Floodwaters and slips blocked roads and highways. Schools and businesses closed.
And wastewater systems became overloaded.
Napier's wastewater system occasionally overloads, in heavy rain.
This week's rainfall was enough for the system to overload and for the council to make a plea for city residents to only release wastewater when they have to.
That means only bath or flush the toilet when you have to, and keep your showers short until Friday.
Hawke's Bay Civil Defence's group controller, Ian Macdonald, says the bad weather was a "two-to-three-year event".
Remember the 100-year-old floods a decade or so ago? We had two in close proximity.

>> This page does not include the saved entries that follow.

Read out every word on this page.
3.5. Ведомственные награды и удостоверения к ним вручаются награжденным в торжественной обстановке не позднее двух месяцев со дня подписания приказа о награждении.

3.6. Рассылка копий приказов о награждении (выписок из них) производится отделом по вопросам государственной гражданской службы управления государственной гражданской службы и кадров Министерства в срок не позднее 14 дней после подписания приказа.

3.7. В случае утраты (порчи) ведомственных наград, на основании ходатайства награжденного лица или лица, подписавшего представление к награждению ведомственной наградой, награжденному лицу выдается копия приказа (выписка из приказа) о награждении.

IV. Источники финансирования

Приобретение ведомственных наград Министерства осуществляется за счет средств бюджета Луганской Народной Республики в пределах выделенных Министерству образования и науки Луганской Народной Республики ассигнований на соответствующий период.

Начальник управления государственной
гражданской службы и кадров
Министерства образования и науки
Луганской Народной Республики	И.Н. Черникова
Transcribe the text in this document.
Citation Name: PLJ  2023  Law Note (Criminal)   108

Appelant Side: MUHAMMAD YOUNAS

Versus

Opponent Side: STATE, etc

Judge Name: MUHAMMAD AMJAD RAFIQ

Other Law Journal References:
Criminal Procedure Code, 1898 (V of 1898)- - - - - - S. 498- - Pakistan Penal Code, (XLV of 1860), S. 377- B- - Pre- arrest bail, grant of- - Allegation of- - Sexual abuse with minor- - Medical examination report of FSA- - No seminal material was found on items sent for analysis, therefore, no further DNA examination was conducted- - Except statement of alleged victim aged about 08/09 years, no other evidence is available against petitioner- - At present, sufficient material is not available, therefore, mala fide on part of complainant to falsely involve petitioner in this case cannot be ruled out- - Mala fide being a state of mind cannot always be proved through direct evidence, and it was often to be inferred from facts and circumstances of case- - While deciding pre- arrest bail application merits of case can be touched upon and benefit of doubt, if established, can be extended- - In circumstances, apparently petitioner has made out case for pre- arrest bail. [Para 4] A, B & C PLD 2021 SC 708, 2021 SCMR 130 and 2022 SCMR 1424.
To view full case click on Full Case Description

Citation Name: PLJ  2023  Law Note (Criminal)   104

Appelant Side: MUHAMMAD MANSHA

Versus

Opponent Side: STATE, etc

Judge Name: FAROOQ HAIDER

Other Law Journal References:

So for the Napier system to creak after this week's rainfall, will concern the town's council and wastewater experts.
What happens in Napier isn't unusual.
Around New Zealand, town stormwater and sewerage systems sometimes mix together in heavy rainfall, and you get a diluted, disgusting sewage soup going into waterways and harbours via stormwater systems.
That's because our stormwater and sewerage systems are old, and expensive to fix. In some towns around our clean green country, stormwater goes straight into sewerage systems. Band aids don't work - eventually they bust. And at some point councils have to find the money to sort out holding tanks, or pipes, or treatment systems.
I lived in Whangarei when that town's sewerage and water treatment system was so broken, the district council had consent from the regional council to dump over 20,000cu m of sewage into the local harbour.
To its credit, Whangarei fixed the problem in response to an uprising from the locals, one of whom was so incensed he dumped a bucket of raw sewage in the council foyer.
Napier has a monitoring system that allows it to make a plea like it did yesterday - help us out before we have a spill.
And there are plans already in train to upgrade the stormwater and sewerage systems, so that Ahuriri is a pristine treasure.
Let's just hope there are no "once in a 100 years" floods.